After receiving the two-shot misconduct penalty after he signed his card on Friday morning, Niemann said he had 37 minutes to digest what turned out to be an opening-round, eight-over 78 and get back on the course for the second round and try to salvage something from this major championship. Niemann has historically struggled in his career at major championships and didn’t want his trip to the U.S. Open to be cut short.
It would’ve been understandable, even expected for Niemann, whose U.S. Open chances had evaporated in a matter of minutes, to wilt and exit Shinnecock early. But something else happened.
He said he hit a few tee shots, rolled two putts and then went out with an aggressive mindset to get back in position to play the weekend. He birdied the first and then stuffed his tee shot on the par-3 second to five feet for another birdie.
He bogeyed the third but then made birdie at four, five and six to jump back inside the cutline. He turned in four under 31 before a bogey at the 10th. But he got that shot back with a birdie at the 11th and then poured in a 44-foot birdie putt on 13 to get back to three over for the tournament, which is where he will enter the weekend after shooting a 65, with no club throws, in the second round.
“I kind of went out with a pretty aggressive mindset, so yeah, I mean, it worked out,” Niemann said. “Sometimes, especially in these tournaments, could go the other way, and this time it worked.”
After a sizzling 65 at Shinnecock, Niemann sat at the podium and addressed his misconduct. He said that while he thought the penalty was harsh, he understood why it was given and that he, and other pros, shouldn’t conduct themselves in that way.
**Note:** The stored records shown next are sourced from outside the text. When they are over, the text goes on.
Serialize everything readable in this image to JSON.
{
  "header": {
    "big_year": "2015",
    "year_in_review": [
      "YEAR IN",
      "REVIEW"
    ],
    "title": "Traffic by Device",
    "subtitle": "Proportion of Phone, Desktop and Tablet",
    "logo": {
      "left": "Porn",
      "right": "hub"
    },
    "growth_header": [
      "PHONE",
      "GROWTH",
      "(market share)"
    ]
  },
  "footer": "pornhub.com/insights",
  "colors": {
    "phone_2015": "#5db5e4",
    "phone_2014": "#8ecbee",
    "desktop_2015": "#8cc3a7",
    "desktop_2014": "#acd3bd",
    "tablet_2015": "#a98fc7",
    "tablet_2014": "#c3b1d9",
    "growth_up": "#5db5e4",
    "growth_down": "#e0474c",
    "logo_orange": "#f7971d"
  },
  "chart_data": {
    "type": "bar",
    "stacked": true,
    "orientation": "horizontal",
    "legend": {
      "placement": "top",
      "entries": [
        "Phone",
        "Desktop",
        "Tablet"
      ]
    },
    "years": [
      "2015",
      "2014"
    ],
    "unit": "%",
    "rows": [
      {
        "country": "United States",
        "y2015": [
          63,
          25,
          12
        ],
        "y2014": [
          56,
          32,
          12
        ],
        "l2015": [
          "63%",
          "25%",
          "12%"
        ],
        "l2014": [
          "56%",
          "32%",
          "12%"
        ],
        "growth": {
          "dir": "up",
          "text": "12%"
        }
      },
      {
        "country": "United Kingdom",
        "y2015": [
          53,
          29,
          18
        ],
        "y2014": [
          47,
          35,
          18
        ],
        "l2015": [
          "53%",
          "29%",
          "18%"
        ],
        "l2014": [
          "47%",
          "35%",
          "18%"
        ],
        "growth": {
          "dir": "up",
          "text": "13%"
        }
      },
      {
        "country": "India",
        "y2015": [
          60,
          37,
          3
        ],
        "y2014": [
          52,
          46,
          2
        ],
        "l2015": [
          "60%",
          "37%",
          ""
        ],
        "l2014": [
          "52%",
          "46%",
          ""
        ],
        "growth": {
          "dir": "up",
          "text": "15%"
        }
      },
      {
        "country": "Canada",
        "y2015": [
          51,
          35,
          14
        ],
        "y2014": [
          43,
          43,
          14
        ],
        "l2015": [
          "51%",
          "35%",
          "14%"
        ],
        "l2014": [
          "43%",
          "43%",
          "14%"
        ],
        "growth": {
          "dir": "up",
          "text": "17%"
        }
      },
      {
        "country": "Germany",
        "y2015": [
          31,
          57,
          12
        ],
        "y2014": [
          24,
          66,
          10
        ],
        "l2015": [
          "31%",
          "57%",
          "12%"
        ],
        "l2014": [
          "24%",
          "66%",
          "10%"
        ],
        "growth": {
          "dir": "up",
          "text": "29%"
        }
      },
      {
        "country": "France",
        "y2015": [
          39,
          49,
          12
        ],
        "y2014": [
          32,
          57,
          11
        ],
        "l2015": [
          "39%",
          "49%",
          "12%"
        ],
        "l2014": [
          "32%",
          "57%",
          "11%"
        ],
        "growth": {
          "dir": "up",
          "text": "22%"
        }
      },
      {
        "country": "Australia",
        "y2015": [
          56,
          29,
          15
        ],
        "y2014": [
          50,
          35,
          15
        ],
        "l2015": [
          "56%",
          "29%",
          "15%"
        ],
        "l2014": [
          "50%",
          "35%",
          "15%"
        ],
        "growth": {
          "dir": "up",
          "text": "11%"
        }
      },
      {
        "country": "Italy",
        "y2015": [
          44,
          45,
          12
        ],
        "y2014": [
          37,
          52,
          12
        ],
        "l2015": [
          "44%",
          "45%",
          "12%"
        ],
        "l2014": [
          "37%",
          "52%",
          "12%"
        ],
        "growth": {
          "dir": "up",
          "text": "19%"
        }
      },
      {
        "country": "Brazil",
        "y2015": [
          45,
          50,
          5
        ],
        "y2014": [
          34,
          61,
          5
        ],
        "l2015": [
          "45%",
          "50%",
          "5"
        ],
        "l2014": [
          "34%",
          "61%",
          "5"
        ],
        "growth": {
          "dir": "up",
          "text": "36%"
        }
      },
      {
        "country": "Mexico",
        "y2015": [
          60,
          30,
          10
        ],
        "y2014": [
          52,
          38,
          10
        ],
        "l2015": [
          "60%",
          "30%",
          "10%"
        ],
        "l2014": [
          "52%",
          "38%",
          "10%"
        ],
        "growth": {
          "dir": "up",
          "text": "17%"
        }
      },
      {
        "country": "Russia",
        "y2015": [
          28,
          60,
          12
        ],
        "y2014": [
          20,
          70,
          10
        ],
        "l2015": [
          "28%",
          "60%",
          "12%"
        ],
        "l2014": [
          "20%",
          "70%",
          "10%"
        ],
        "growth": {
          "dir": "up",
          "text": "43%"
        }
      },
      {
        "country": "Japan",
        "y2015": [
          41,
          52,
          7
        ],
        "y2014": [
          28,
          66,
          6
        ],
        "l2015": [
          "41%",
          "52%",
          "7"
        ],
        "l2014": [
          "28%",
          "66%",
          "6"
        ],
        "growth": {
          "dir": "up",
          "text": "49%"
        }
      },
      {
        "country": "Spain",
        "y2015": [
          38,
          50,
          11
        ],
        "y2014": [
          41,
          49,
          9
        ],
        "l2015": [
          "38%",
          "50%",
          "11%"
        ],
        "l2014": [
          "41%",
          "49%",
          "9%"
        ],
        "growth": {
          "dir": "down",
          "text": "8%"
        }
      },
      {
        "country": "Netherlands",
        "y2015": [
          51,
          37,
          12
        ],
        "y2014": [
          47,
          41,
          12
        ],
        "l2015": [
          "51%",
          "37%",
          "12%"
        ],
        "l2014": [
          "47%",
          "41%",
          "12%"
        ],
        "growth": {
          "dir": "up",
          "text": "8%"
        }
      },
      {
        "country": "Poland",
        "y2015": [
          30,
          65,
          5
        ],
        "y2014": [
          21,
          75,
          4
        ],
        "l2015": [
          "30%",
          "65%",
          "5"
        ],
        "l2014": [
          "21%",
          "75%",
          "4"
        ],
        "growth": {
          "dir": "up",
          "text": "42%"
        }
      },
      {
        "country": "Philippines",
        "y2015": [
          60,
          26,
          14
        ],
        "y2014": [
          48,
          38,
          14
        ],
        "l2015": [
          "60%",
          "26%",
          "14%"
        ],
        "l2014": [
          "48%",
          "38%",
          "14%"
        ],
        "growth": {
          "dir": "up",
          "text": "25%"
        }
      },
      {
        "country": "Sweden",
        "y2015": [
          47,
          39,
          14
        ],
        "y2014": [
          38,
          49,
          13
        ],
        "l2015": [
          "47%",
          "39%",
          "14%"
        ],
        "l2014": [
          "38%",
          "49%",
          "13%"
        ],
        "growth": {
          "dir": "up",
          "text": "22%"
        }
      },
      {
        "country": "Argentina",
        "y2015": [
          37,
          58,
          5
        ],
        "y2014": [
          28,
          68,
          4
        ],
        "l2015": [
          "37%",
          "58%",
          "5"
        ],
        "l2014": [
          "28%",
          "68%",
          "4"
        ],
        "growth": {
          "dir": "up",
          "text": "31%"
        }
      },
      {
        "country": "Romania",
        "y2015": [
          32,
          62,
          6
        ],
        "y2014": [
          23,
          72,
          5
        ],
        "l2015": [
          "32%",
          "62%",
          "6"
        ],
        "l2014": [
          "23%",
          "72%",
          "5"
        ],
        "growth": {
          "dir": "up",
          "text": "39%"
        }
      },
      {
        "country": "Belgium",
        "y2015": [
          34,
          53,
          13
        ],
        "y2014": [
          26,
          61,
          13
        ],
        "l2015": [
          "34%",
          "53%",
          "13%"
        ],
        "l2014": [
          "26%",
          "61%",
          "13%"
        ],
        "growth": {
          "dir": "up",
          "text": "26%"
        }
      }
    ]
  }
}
“It’s their decision, and I feel like, yeah, I wouldn’t be happy seeing players throwing clubs and behaving that way, so yeah, I mean, I agree,” Niemann said.
After walking the media through his emotions and helicoptered club, Niemann was asked which specific club he sent flying into the Long Island air. He said it was a sand wedge before offering a cheeky response about how he responded on one of the toughest courses in the world, a response that was equally as impressive as the distance he hurled his club.
“Yeah, I played good today too, though,” Niemann said, with a smile. “Thank you. Thanks for asking.”
That he did. His reward? Two more rounds in the ring with the USGA and William Flynn’s diabolical design.